The U.S. buoys provide Canada, which does not have its own buoys, with information needed to issue or cancel tsunami warnings for the B.C. coast.
Officials said there was no danger of an undetected tsunami hitting the North American coast, since the three functional buoys and older networks of tide gauges and land-based sensors would have picked up the wave.
But without data from all six buoys, it would have been harder for scientists to calculate where the waves were headed, how big they would be when they hit the coast and at what point tsunami warnings could safely be cancelled, Paul Whitmore, chief scientist for the West Coast and Alaska Tsunami Warning System in Palmer, Alaska, told the Seattle Times newspaper.
“We are still a fully functional warning system, even without the buoys,” Whitmore said.
“The impact of those buoys being out is that we have less data upon which to cancel or expand warnings.”
The buoy nearest B.C., off the Washington coast, stopped working in November but is being repaired and will likely be back in operation soon. The other two, in the North Pacific, have been out of commission for months and probably won’t be fixed until spring because of rough weather.
The 32 new buoys will ring the Pacific basin from offshore Chile, up the west coast of North America, across the North Pacific and down its eastern edge as far south as New Zealand. Several will be placed in the Atlantic and the Caribbean, where there is also a danger of a giant tsunami-causing earthquake.
Once in place, they will “provide tsunami warnings for regions bordering half of the world’s oceans,” the OSTP said.
The buoys are equipped with sensors that hang nearly to the ocean floor and detect ripples that indicate a tsunami is starting. The data is then relayed to satellites.

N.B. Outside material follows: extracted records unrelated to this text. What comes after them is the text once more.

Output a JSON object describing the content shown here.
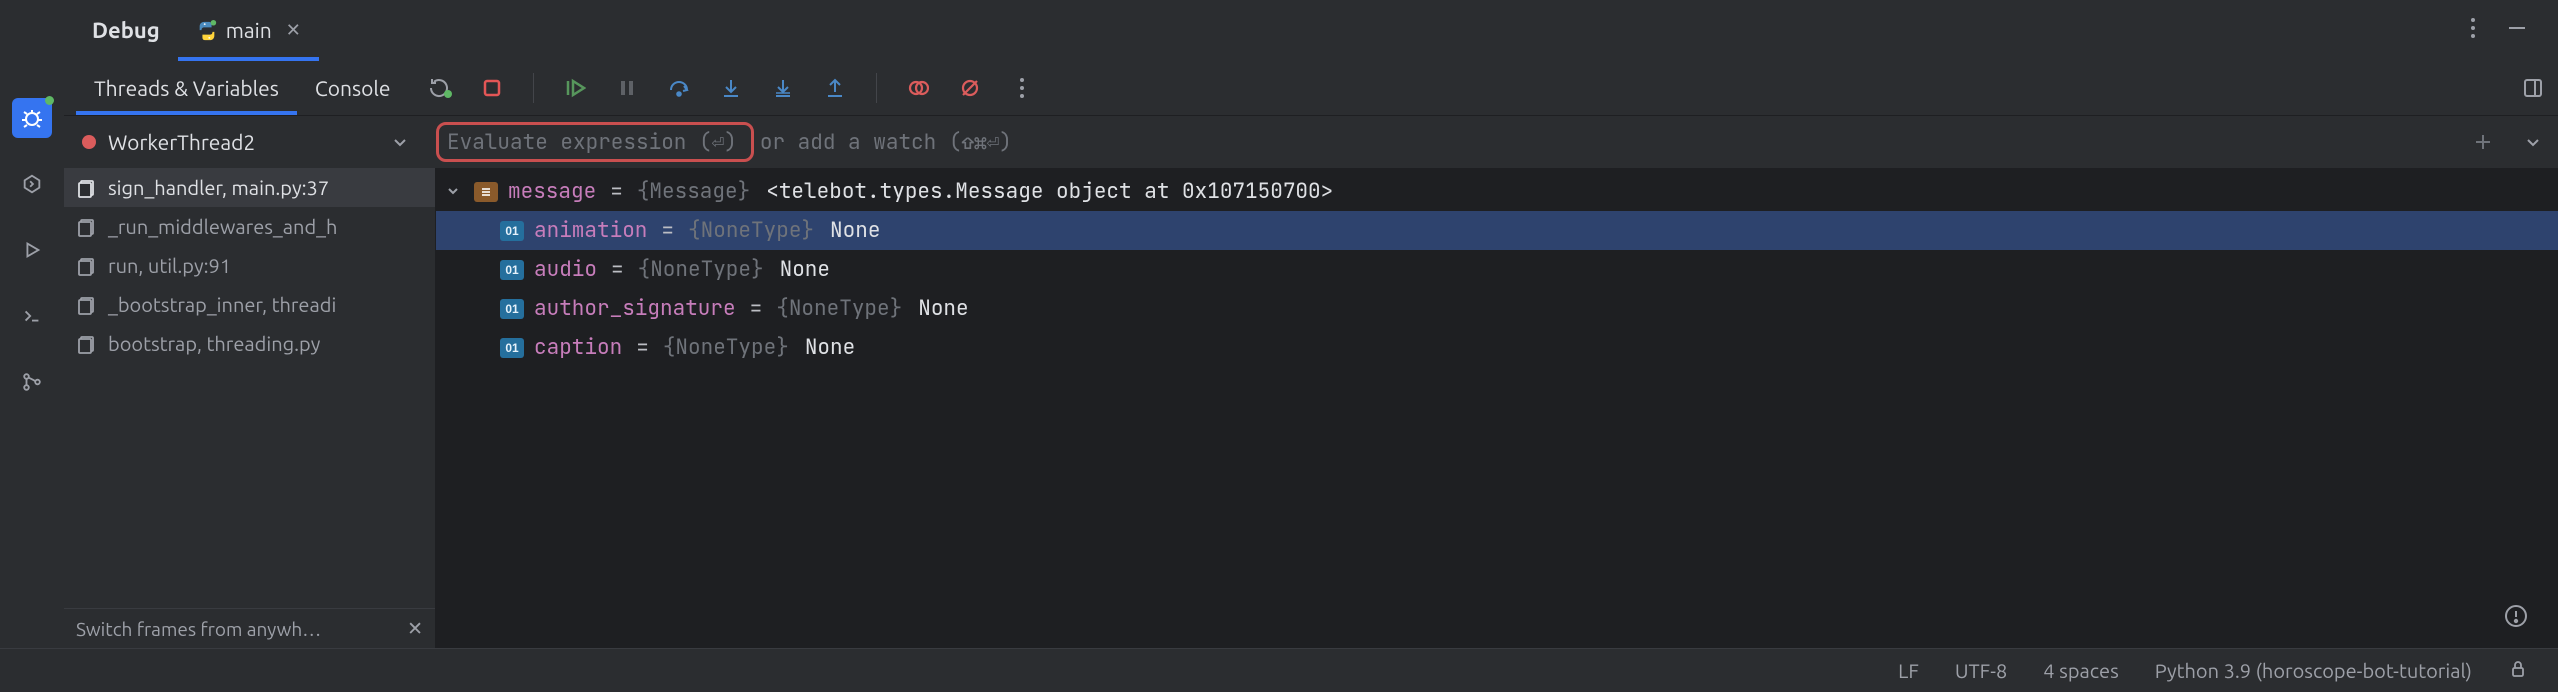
{
  "tabs": {
    "debug_label": "Debug",
    "file_label": "main"
  },
  "subTabs": {
    "threads_vars": "Threads & Variables",
    "console": "Console"
  },
  "thread": {
    "name": "WorkerThread2"
  },
  "evaluate": {
    "highlight": "Evaluate expression (⏎)",
    "rest": " or add a watch (⇧⌘⏎)"
  },
  "frames": [
    {
      "label": "sign_handler, main.py:37",
      "selected": true
    },
    {
      "label": "_run_middlewares_and_h",
      "selected": false
    },
    {
      "label": "run, util.py:91",
      "selected": false
    },
    {
      "label": "_bootstrap_inner, threadi",
      "selected": false
    },
    {
      "label": "bootstrap, threading.py",
      "selected": false
    }
  ],
  "tip": {
    "text": "Switch frames from anywh…"
  },
  "vars": {
    "root": {
      "name": "message",
      "type": "{Message}",
      "value": "<telebot.types.Message object at 0x107150700>"
    },
    "children": [
      {
        "name": "animation",
        "type": "{NoneType}",
        "value": "None",
        "selected": true
      },
      {
        "name": "audio",
        "type": "{NoneType}",
        "value": "None"
      },
      {
        "name": "author_signature",
        "type": "{NoneType}",
        "value": "None"
      },
      {
        "name": "caption",
        "type": "{NoneType}",
        "value": "None"
      }
    ]
  },
  "status": {
    "eol": "LF",
    "encoding": "UTF-8",
    "indent": "4 spaces",
    "interpreter": "Python 3.9 (horoscope-bot-tutorial)"
  }
}
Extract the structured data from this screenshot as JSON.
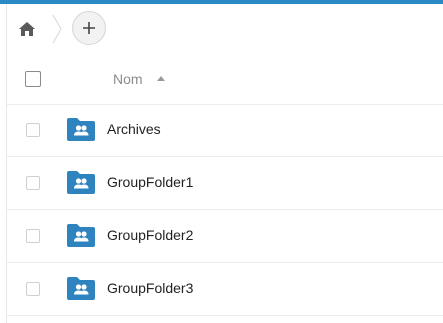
{
  "colors": {
    "accent": "#2b8ac6",
    "folder": "#2f84bf",
    "home": "#5a5a5a"
  },
  "toolbar": {
    "home_icon": "home-icon",
    "add_icon": "plus-icon",
    "add_glyph": "+"
  },
  "table": {
    "columns": {
      "name": "Nom",
      "sort": "ascending"
    },
    "rows": [
      {
        "name": "Archives",
        "icon": "group-folder-icon"
      },
      {
        "name": "GroupFolder1",
        "icon": "group-folder-icon"
      },
      {
        "name": "GroupFolder2",
        "icon": "group-folder-icon"
      },
      {
        "name": "GroupFolder3",
        "icon": "group-folder-icon"
      }
    ]
  }
}
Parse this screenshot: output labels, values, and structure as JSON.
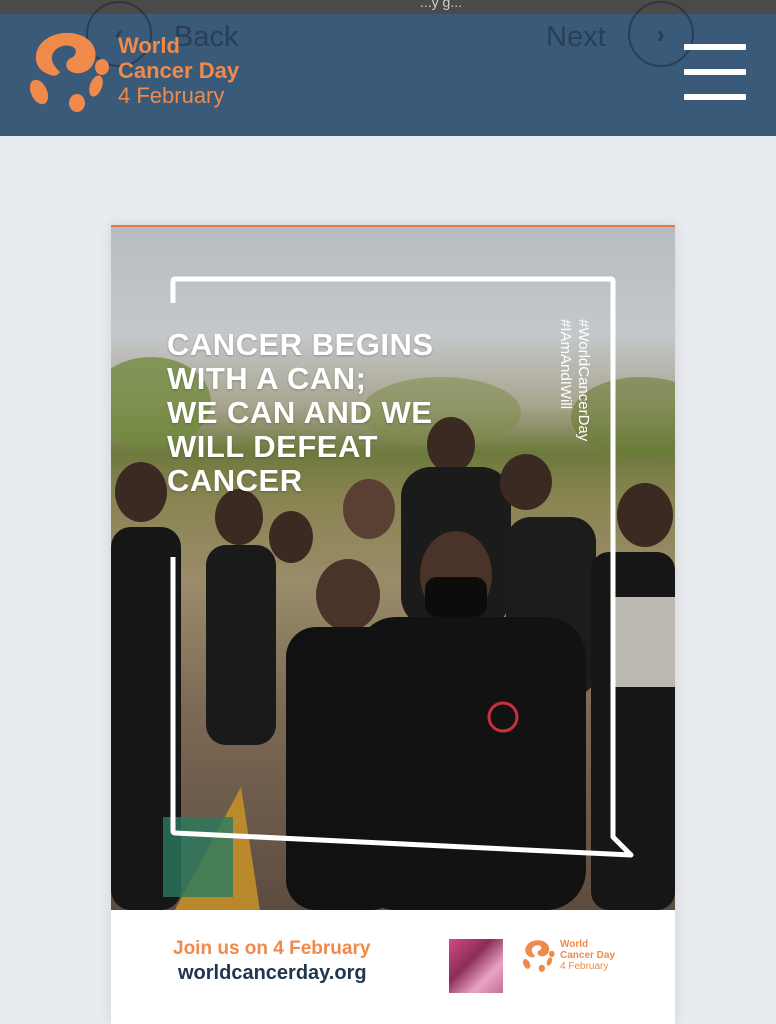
{
  "status_bar": {
    "text": "...y g..."
  },
  "nav": {
    "back_label": "Back",
    "next_label": "Next"
  },
  "logo": {
    "line1": "World",
    "line2": "Cancer Day",
    "line3": "4 February"
  },
  "poster": {
    "headline": "CANCER BEGINS\nWITH A CAN;\nWE CAN AND WE\nWILL DEFEAT\nCANCER",
    "hashtags": [
      "#WorldCancerDay",
      "#IAmAndIWill"
    ],
    "join_text": "Join us on 4 February",
    "url": "worldcancerday.org",
    "mini_logo": {
      "line1": "World",
      "line2": "Cancer Day",
      "line3": "4 February"
    }
  },
  "colors": {
    "header_bg": "#3a5a7a",
    "brand_orange": "#f08a4b",
    "brand_navy": "#1f3550",
    "page_bg": "#e8ebef"
  },
  "icons": [
    "back-chevron-icon",
    "next-chevron-icon",
    "hamburger-menu-icon",
    "world-cancer-day-logo-icon"
  ]
}
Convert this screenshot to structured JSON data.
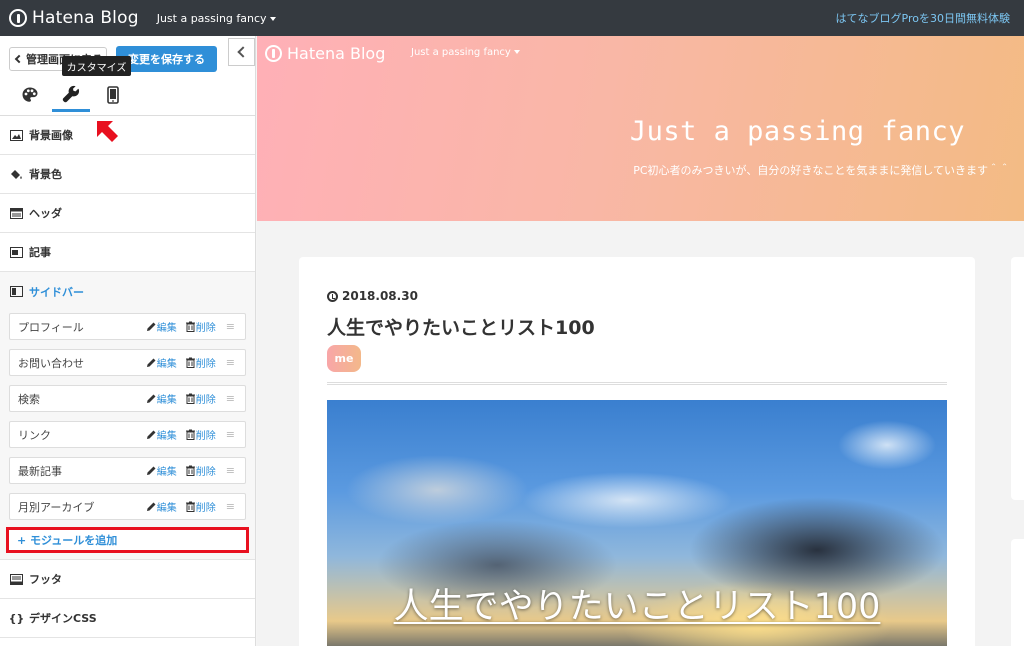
{
  "topbar": {
    "logo_text": "Hatena Blog",
    "blog_name": "Just a passing fancy",
    "promo": "はてなブログProを30日間無料体験"
  },
  "panel": {
    "back_label": "管理画面に戻る",
    "save_label": "変更を保存する",
    "tooltip": "カスタマイズ",
    "tabs": [
      "design-palette",
      "customize-wrench",
      "smartphone"
    ],
    "sections": [
      {
        "label": "背景画像",
        "icon": "image-icon"
      },
      {
        "label": "背景色",
        "icon": "paint-bucket-icon"
      },
      {
        "label": "ヘッダ",
        "icon": "layout-header-icon"
      },
      {
        "label": "記事",
        "icon": "layout-article-icon"
      },
      {
        "label": "サイドバー",
        "icon": "layout-sidebar-icon"
      },
      {
        "label": "フッタ",
        "icon": "layout-footer-icon"
      },
      {
        "label": "デザインCSS",
        "icon": "braces-icon"
      }
    ],
    "modules": [
      {
        "name": "プロフィール",
        "edit": "編集",
        "delete": "削除"
      },
      {
        "name": "お問い合わせ",
        "edit": "編集",
        "delete": "削除"
      },
      {
        "name": "検索",
        "edit": "編集",
        "delete": "削除"
      },
      {
        "name": "リンク",
        "edit": "編集",
        "delete": "削除"
      },
      {
        "name": "最新記事",
        "edit": "編集",
        "delete": "削除"
      },
      {
        "name": "月別アーカイブ",
        "edit": "編集",
        "delete": "削除"
      }
    ],
    "add_module": "+ モジュールを追加"
  },
  "preview": {
    "logo_text": "Hatena Blog",
    "blog_name": "Just a passing fancy",
    "hero_title": "Just a passing fancy",
    "hero_desc": "PC初心者のみつきいが、自分の好きなことを気ままに発信していきます＾＾",
    "post": {
      "date": "2018.08.30",
      "title": "人生でやりたいことリスト100",
      "category": "me",
      "eyecatch_title": "人生でやりたいことリスト100"
    }
  },
  "colors": {
    "topbar": "#353a40",
    "accent": "#2f8fd8",
    "annotation_red": "#e8101f",
    "promo": "#7cc6f2"
  }
}
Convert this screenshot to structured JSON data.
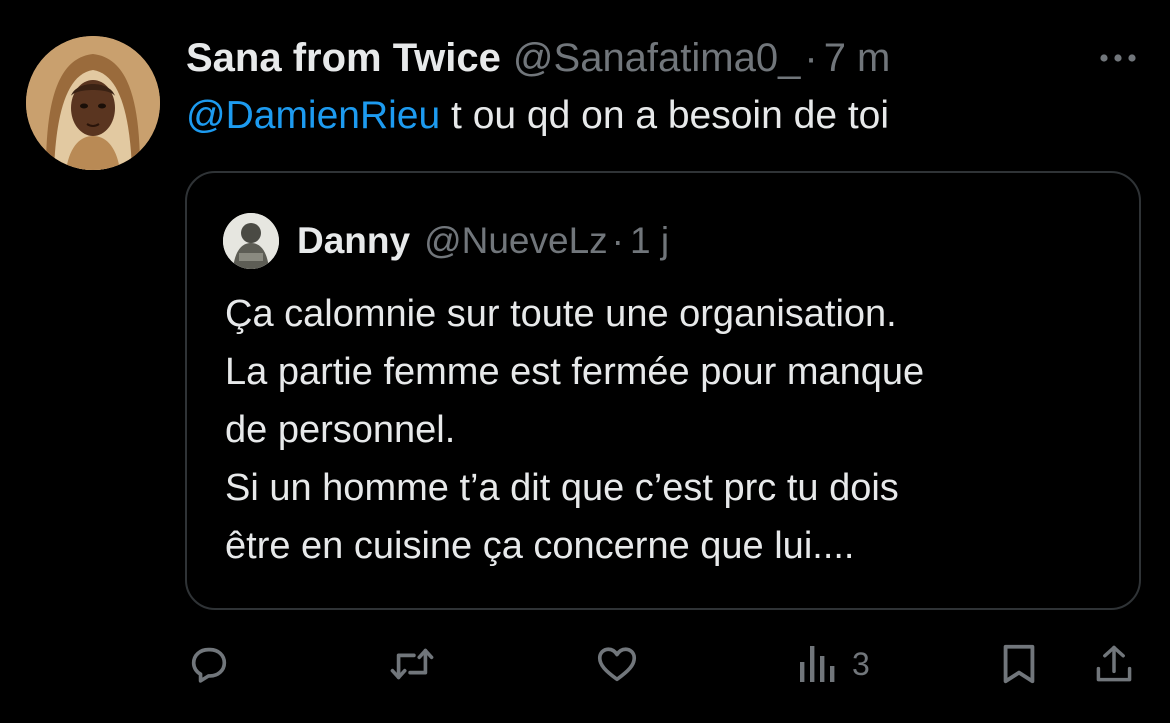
{
  "tweet": {
    "display_name": "Sana from Twice",
    "handle": "@Sanafatima0_",
    "separator": "·",
    "time": "7 m",
    "reply_mention": "@DamienRieu",
    "reply_text": " t ou qd on a besoin de toi"
  },
  "quote": {
    "display_name": "Danny",
    "handle": "@NueveLz",
    "separator": "·",
    "time": "1 j",
    "lines": [
      "Ça calomnie sur toute une organisation.",
      "La partie femme est fermée pour manque",
      "de personnel.",
      "Si un homme t’a dit que c’est prc tu dois",
      "être en cuisine ça concerne que lui...."
    ]
  },
  "actions": {
    "views": "3",
    "icons": [
      "reply-icon",
      "retweet-icon",
      "like-icon",
      "views-icon",
      "bookmark-icon",
      "share-icon"
    ]
  },
  "colors": {
    "background": "#000000",
    "text": "#e7e9ea",
    "muted": "#71767b",
    "link": "#1d9bf0",
    "border": "#2f3336"
  }
}
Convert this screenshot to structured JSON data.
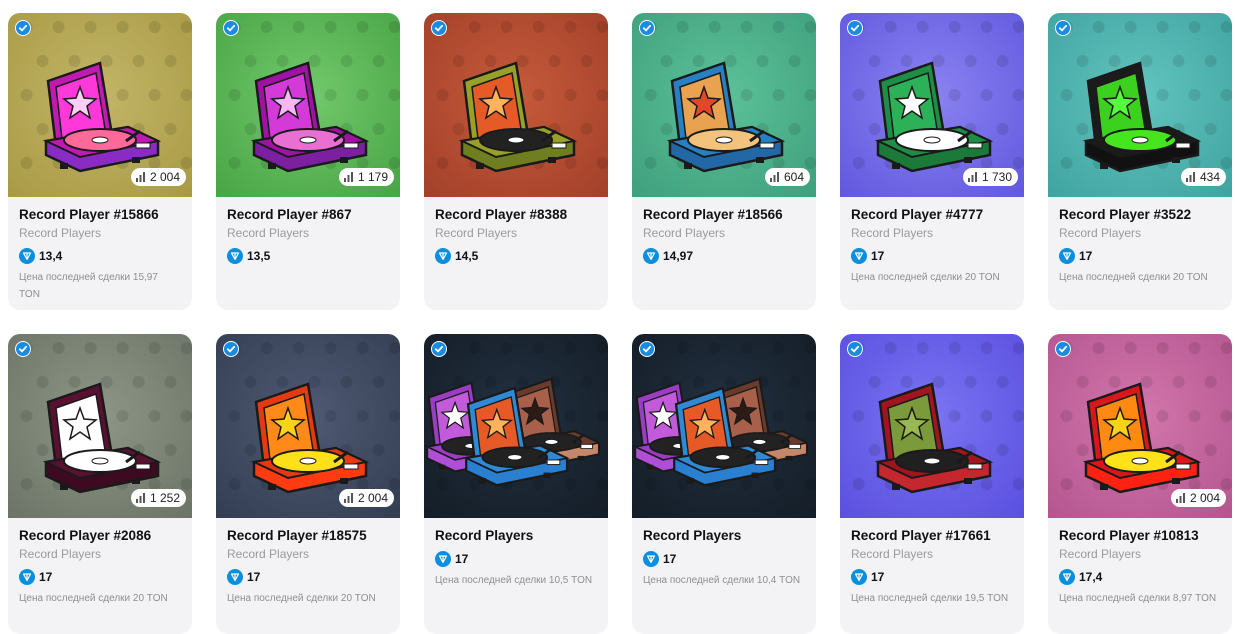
{
  "last_sale_prefix": "Цена последней сделки",
  "cards": [
    {
      "title": "Record Player #15866",
      "collection": "Record Players",
      "price": "13,4",
      "last_sale": "Цена последней сделки 15,97 TON",
      "count": "2 004",
      "bg1": "#c2b567",
      "bg2": "#a89a45",
      "lid": "#c01ab3",
      "inner": "#ff38d9",
      "star": "#ffd0f5",
      "disc": "#ff6a9a",
      "base": "#8a2cc4",
      "multi": false
    },
    {
      "title": "Record Player #867",
      "collection": "Record Players",
      "price": "13,5",
      "last_sale": "",
      "count": "1 179",
      "bg1": "#72c96c",
      "bg2": "#48a445",
      "lid": "#a012a3",
      "inner": "#d43ad8",
      "star": "#f6b6f7",
      "disc": "#e96fd2",
      "base": "#7c1fa0",
      "multi": false
    },
    {
      "title": "Record Player #8388",
      "collection": "Record Players",
      "price": "14,5",
      "last_sale": "",
      "count": "",
      "bg1": "#c65a3a",
      "bg2": "#a2402a",
      "lid": "#97a12a",
      "inner": "#e65a27",
      "star": "#ffb35a",
      "disc": "#222222",
      "base": "#6f7e1e",
      "multi": false
    },
    {
      "title": "Record Player #18566",
      "collection": "Record Players",
      "price": "14,97",
      "last_sale": "",
      "count": "604",
      "bg1": "#5cc199",
      "bg2": "#3ea07d",
      "lid": "#2680c2",
      "inner": "#e9a24f",
      "star": "#e8442a",
      "disc": "#f1c37c",
      "base": "#2368a6",
      "multi": false
    },
    {
      "title": "Record Player #4777",
      "collection": "Record Players",
      "price": "17",
      "last_sale": "Цена последней сделки 20 TON",
      "count": "1 730",
      "bg1": "#8a83f0",
      "bg2": "#6157df",
      "lid": "#1f8d45",
      "inner": "#2db158",
      "star": "#ffffff",
      "disc": "#ffffff",
      "base": "#1b7a3a",
      "multi": false
    },
    {
      "title": "Record Player #3522",
      "collection": "Record Players",
      "price": "17",
      "last_sale": "Цена последней сделки 20 TON",
      "count": "434",
      "bg1": "#63c4bf",
      "bg2": "#3fa39f",
      "lid": "#1b1b1b",
      "inner": "#3dd11f",
      "star": "#56ff3d",
      "disc": "#46e61f",
      "base": "#111111",
      "multi": false
    },
    {
      "title": "Record Player #2086",
      "collection": "Record Players",
      "price": "17",
      "last_sale": "Цена последней сделки 20 TON",
      "count": "1 252",
      "bg1": "#8d9686",
      "bg2": "#6c7467",
      "lid": "#5a1030",
      "inner": "#ffffff",
      "star": "#ffffff",
      "disc": "#ffffff",
      "base": "#3e0a22",
      "multi": false
    },
    {
      "title": "Record Player #18575",
      "collection": "Record Players",
      "price": "17",
      "last_sale": "Цена последней сделки 20 TON",
      "count": "2 004",
      "bg1": "#4f5a73",
      "bg2": "#333d52",
      "lid": "#e43a12",
      "inner": "#ff8a1a",
      "star": "#ffd21a",
      "disc": "#ffe01a",
      "base": "#ff3b12",
      "multi": false
    },
    {
      "title": "Record Players",
      "collection": "",
      "price": "17",
      "last_sale": "Цена последней сделки 10,5 TON",
      "count": "",
      "bg1": "#22303f",
      "bg2": "#141d27",
      "lid": "#2e8ad6",
      "inner": "#e65a27",
      "star": "#ffb35a",
      "disc": "#222222",
      "base": "#2b7fd0",
      "multi": true
    },
    {
      "title": "Record Players",
      "collection": "",
      "price": "17",
      "last_sale": "Цена последней сделки 10,4 TON",
      "count": "",
      "bg1": "#22303f",
      "bg2": "#141d27",
      "lid": "#2e8ad6",
      "inner": "#e65a27",
      "star": "#ffb35a",
      "disc": "#222222",
      "base": "#2b7fd0",
      "multi": true
    },
    {
      "title": "Record Player #17661",
      "collection": "Record Players",
      "price": "17",
      "last_sale": "Цена последней сделки 19,5 TON",
      "count": "",
      "bg1": "#7a74f2",
      "bg2": "#5a4fe0",
      "lid": "#a11520",
      "inner": "#7a9a3c",
      "star": "#9ab852",
      "disc": "#202020",
      "base": "#c4272e",
      "multi": false
    },
    {
      "title": "Record Player #10813",
      "collection": "Record Players",
      "price": "17,4",
      "last_sale": "Цена последней сделки 8,97 TON",
      "count": "2 004",
      "bg1": "#d276ad",
      "bg2": "#b4558f",
      "lid": "#d8171a",
      "inner": "#ff8a12",
      "star": "#ffd21a",
      "disc": "#ffe21a",
      "base": "#ff2212",
      "multi": false
    }
  ]
}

They are also a step in “planning and implementing a global observation system and a global tsunami warning system, which will ultimately include the Indian Ocean,” said presidential science adviser John Marburger.
Australian scientists are designing an Indian Ocean warning system that could be built within a year at a cost of about $20 million US.
Both would be part of a Global Earth
Observation System of Systems or GEOSS, an international effort that was in the planning stages well before the Boxing Day earthquake triggered a deadly tsunami in the Indian Ocean. GEOSS includes 54 participating nations and an implementation plan is expected to be adopted at a summit in Brussels in February.